O tom agora é diferente, com Putin exalando confiança. “A situação está mudando drasticamente” em seu favor na Ucrânia, disse, refletindo os avanços desde fevereiro em especial no leste do vizinho. Nesta mesma quinta, mais duas vilas da região de Donetsk foram tomadas.

Putin falou também, como é usual, sobre questões do dia a dia e a economia.

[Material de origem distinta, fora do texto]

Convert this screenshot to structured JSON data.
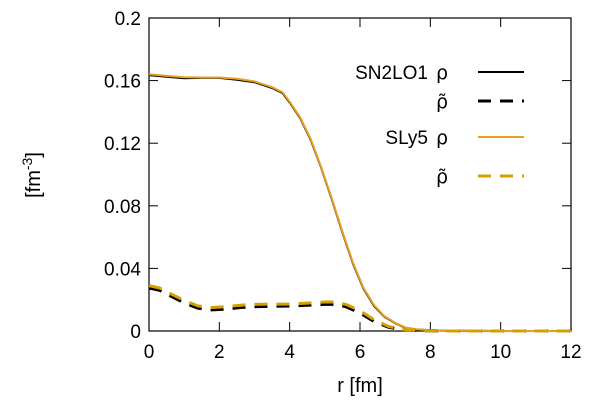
{
  "chart_data": {
    "type": "line",
    "title": "",
    "xlabel": "r [fm]",
    "ylabel_base": "[fm",
    "ylabel_exp": "-3",
    "ylabel_close": "]",
    "xlim": [
      0,
      12
    ],
    "ylim": [
      0,
      0.2
    ],
    "xticks": [
      0,
      2,
      4,
      6,
      8,
      10,
      12
    ],
    "xtick_labels": [
      "0",
      "2",
      "4",
      "6",
      "8",
      "10",
      "12"
    ],
    "yticks": [
      0,
      0.04,
      0.08,
      0.12,
      0.16,
      0.2
    ],
    "ytick_labels": [
      "0",
      "0.04",
      "0.08",
      "0.12",
      "0.16",
      "0.2"
    ],
    "grid": false,
    "legend_position": "top-right",
    "series": [
      {
        "name": "SN2LO1",
        "symbol": "ρ",
        "color": "#000000",
        "dash": "solid",
        "x": [
          0,
          0.5,
          1,
          1.5,
          2,
          2.5,
          3,
          3.5,
          3.8,
          4,
          4.3,
          4.6,
          4.9,
          5.2,
          5.5,
          5.8,
          6.1,
          6.4,
          6.7,
          7,
          7.3,
          7.6,
          8,
          8.5,
          9,
          10,
          11,
          12
        ],
        "y": [
          0.1635,
          0.1625,
          0.1615,
          0.1617,
          0.1617,
          0.1606,
          0.159,
          0.1553,
          0.152,
          0.146,
          0.136,
          0.122,
          0.104,
          0.084,
          0.063,
          0.043,
          0.027,
          0.016,
          0.009,
          0.005,
          0.002,
          0.001,
          0.0005,
          0.0002,
          0.0001,
          0,
          0,
          0
        ]
      },
      {
        "name": "",
        "symbol": "ρ̃",
        "color": "#000000",
        "dash": "dashed",
        "x": [
          0,
          0.3,
          0.6,
          1,
          1.4,
          1.8,
          2.2,
          2.6,
          3,
          3.5,
          4,
          4.5,
          5,
          5.3,
          5.6,
          6,
          6.4,
          6.8,
          7.2,
          7.6,
          8,
          8.5,
          9,
          10,
          11,
          12
        ],
        "y": [
          0.0275,
          0.026,
          0.0225,
          0.018,
          0.0145,
          0.0135,
          0.014,
          0.015,
          0.0155,
          0.0158,
          0.016,
          0.0165,
          0.017,
          0.017,
          0.0155,
          0.0115,
          0.006,
          0.0025,
          0.0008,
          0.0003,
          0.0001,
          0,
          0,
          0,
          0,
          0
        ]
      },
      {
        "name": "SLy5",
        "symbol": "ρ",
        "color": "#e8a020",
        "dash": "solid",
        "x": [
          0,
          0.5,
          1,
          1.5,
          2,
          2.5,
          3,
          3.5,
          3.8,
          4,
          4.3,
          4.6,
          4.9,
          5.2,
          5.5,
          5.8,
          6.1,
          6.4,
          6.7,
          7,
          7.3,
          7.6,
          8,
          8.5,
          9,
          10,
          11,
          12
        ],
        "y": [
          0.164,
          0.163,
          0.1622,
          0.162,
          0.162,
          0.1612,
          0.1595,
          0.1558,
          0.1525,
          0.1465,
          0.1365,
          0.1225,
          0.1045,
          0.0845,
          0.0635,
          0.0435,
          0.0275,
          0.0165,
          0.0093,
          0.0052,
          0.0022,
          0.0011,
          0.0005,
          0.0002,
          0.0001,
          0,
          0,
          0
        ]
      },
      {
        "name": "",
        "symbol": "ρ̃",
        "color": "#d4a000",
        "dash": "dashed",
        "x": [
          0,
          0.3,
          0.6,
          1,
          1.4,
          1.8,
          2.2,
          2.6,
          3,
          3.5,
          4,
          4.5,
          5,
          5.3,
          5.6,
          6,
          6.4,
          6.8,
          7.2,
          7.6,
          8,
          8.5,
          9,
          10,
          11,
          12
        ],
        "y": [
          0.029,
          0.0275,
          0.024,
          0.0195,
          0.016,
          0.015,
          0.0155,
          0.0165,
          0.017,
          0.0172,
          0.0172,
          0.0178,
          0.0185,
          0.0185,
          0.017,
          0.013,
          0.0072,
          0.003,
          0.001,
          0.0004,
          0.0001,
          0,
          0,
          0,
          0,
          0
        ]
      }
    ]
  }
}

Ele afirmou que o crescimento do PIB russo deverá cair de 4% neste ano para no máximo 2,5% em 2025 porque a economia está algo superaquecida e a inflação está em torno de 9%, “o que nos preocupa”. Numa rara reprimenda ao Banco Central, disse que o aumento dos juros para conter isso talvez tenha vindo com atraso.

PODEMOS USAR ARMAS NUCLEARES, DIZ PUTIN SOBRE NOVA DOUTRINA

Putin falou sobre a mudança na doutrina nuclear russa, destacando sua mais importante novidade, a possibilidade de retaliar com a bomba atômica contra países armados com tal equipamento que apoiem algum terceiro Estado a atingir a Rússia.

Em outras palavras, EUA, Reino Unido e França, que autorizaram Kiev a alvejar pontos do território russo com mísseis de mais longo alcance. “Nós acreditamos que podemos usar nossas armas nucleares contra eles”, disse, sem nomear ninguém.

Ele também ressaltou o papel de defende Belarus, onde armas nucleares táticas russas, de uso teoricamente mais limitado, já estão posicionadas desde o ano passado. O míssil Orechnik, que pode carregar ogivas atômicas, também será instalado no vizinho.

“Belarus é um componente importante de nossa nova doutrina [nuclear]”, afirmou. A ditadura de Aleksandr Lukachenko é uma dependência russa na prática.